M. Yannick Favennec, rapporteur. Je remercie tout d’abord Mme la présidente de la commission des affaires sociales de m’avoir accueilli temporairement ; je vais maintenant regagner ma commission d’origine, celle du développement durable. Je remercie aussi Mme la ministre pour son écoute bienveillante, ainsi que mon président de groupe pour sa confiance, et chacune et chacun d’entre vous pour sa contribution à la qualité de ce débat. Je me réjouis moi aussi de ce moment de consensus, ce qui est suffisamment rare dans cet hémicycle pour être souligné, et du fait qu’au terme d’une journée réservée aux propositions de loi du groupe UDI, deux d’entre elles soient adoptées. Enfin, j’ai une pensée toute particulière pour les mamans, pour les parents, pour les sages-femmes, et puis évidemment pour les futurs bébés qui vont pouvoir bénéficier bientôt – si les textes réglementaires sortent rapidement, madame la ministre – de ces maisons de naissance. (Applaudissements sur les bancs des groupes UMP, UDI et écologiste.)
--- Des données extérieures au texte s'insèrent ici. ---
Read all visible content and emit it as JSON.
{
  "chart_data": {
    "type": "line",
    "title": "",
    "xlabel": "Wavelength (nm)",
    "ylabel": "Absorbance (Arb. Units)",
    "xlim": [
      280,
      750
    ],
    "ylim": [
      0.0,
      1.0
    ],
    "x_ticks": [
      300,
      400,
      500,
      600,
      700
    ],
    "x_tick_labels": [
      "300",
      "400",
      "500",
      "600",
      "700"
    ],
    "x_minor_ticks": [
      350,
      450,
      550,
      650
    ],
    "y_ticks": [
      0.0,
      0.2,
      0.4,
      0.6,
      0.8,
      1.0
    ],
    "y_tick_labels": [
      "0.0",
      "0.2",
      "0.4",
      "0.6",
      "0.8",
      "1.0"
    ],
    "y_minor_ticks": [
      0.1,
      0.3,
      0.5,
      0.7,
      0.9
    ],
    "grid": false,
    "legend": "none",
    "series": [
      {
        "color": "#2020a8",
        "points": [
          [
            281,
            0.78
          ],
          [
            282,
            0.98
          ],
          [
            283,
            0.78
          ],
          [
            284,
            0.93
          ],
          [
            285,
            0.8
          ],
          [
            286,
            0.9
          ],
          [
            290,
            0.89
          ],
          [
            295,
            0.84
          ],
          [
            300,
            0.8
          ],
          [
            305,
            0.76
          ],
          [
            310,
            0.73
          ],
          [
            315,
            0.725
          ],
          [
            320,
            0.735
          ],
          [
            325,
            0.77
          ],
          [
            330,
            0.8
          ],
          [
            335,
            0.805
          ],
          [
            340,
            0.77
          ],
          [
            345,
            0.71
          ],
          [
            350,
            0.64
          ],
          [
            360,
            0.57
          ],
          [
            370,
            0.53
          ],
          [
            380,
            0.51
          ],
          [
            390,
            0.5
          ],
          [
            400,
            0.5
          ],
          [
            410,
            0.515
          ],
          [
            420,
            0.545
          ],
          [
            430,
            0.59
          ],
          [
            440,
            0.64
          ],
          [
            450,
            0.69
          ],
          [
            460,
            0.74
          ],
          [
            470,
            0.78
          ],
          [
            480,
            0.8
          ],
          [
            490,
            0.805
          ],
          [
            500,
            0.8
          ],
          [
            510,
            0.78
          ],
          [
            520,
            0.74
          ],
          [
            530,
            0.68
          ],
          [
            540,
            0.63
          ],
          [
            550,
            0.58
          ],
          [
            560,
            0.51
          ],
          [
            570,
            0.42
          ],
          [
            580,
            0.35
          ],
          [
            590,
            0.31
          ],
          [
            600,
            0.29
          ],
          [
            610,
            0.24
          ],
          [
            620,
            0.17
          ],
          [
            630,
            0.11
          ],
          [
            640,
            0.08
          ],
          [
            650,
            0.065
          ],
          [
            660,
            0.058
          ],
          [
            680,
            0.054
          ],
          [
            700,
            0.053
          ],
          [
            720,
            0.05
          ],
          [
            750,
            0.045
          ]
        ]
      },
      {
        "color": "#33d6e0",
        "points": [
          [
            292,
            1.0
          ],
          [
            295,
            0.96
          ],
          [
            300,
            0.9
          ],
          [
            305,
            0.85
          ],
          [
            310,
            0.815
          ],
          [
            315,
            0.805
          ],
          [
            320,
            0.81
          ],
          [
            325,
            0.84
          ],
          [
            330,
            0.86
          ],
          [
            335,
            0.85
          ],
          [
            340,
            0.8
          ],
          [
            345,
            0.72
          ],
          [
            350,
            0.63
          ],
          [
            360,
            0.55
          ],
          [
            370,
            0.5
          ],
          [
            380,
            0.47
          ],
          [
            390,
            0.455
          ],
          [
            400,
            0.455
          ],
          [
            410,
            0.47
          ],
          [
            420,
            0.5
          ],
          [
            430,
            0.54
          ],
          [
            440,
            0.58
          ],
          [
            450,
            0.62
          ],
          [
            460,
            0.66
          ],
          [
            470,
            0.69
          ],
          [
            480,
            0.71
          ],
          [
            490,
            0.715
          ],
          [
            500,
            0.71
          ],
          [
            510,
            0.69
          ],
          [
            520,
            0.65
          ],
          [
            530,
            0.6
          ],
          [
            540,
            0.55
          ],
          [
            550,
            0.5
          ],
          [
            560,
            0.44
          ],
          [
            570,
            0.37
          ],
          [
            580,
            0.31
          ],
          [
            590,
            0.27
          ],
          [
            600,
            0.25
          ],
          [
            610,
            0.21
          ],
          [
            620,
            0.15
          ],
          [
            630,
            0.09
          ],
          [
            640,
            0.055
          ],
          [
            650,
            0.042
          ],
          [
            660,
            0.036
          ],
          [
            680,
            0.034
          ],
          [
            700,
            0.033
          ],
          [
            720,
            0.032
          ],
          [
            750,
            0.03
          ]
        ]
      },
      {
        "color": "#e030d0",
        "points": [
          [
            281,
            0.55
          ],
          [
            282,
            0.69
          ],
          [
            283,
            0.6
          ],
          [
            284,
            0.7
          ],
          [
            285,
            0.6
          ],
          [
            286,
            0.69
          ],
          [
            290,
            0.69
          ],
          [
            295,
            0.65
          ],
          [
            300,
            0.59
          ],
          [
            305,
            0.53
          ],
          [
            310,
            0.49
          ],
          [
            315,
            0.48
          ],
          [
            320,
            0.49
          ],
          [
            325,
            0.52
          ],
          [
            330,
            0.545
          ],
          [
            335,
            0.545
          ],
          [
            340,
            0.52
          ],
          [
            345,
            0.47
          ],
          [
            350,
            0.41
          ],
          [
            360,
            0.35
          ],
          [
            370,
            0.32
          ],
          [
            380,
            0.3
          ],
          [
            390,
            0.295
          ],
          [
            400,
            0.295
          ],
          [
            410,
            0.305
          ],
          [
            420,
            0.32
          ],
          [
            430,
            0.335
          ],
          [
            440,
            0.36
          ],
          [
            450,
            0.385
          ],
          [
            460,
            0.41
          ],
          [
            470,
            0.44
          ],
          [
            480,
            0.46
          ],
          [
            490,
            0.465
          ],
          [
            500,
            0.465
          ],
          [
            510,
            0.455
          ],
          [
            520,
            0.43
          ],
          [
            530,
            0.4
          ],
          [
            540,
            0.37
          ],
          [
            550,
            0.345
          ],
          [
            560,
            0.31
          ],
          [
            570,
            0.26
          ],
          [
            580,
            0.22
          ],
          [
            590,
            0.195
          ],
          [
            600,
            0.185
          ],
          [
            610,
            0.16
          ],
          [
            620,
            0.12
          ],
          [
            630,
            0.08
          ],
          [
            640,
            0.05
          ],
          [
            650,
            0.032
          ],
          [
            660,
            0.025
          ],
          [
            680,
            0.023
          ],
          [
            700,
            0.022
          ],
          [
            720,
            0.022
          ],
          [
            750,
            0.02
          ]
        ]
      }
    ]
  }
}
M. Jean-Louis Borloo. Très bien !

Mme la présidente. La parole est à Mme la ministre.

Mme Marisol Touraine, ministre. Je me réjouis que cette proposition de loi soit adoptée de manière définitive puisque le vote sera conforme au texte transmis par le Sénat.

Monsieur Tardy, le processus de sélection des sites où se dérouleront les expérimentations n’a pas encore été conduit. La loi n’ayant pas encore été adoptée, nous ne pouvions pas engager les travaux d’application. Mais ceux-ci vont évidemment s’engager dès qu’elle sera votée. Toutes les concertations nécessaires seront menées afin de pouvoir identifier les situations géographiques et sociales qui, dans des environnements divers, seront les mieux à même de justifier l’implantation de maisons de naissance. Il faudra des équipes engagées, motivées, parce que si l’on veut le succès de ces expérimentations, il faut parvenir à ce qu’elles prennent racine. À mon tour, je me réjouis de cette avancée et je souhaite que, le plus rapidement possible, les femmes qui attendent de pouvoir accoucher dans de tels endroits aient l’occasion de le faire dès lors que ce sera leur choix.

Vote sur l’ensemble

Mme la présidente. Je mets aux voix l’ensemble du projet de loi.

(Le projet de loi est adopté.)

Mme la présidente. Je constate que le vote est acquis à l’unanimité.

Je remercie le rapporteur d’avoir, au cours de son intervention dans la discussion générale, mentionné la maternité des Bluets.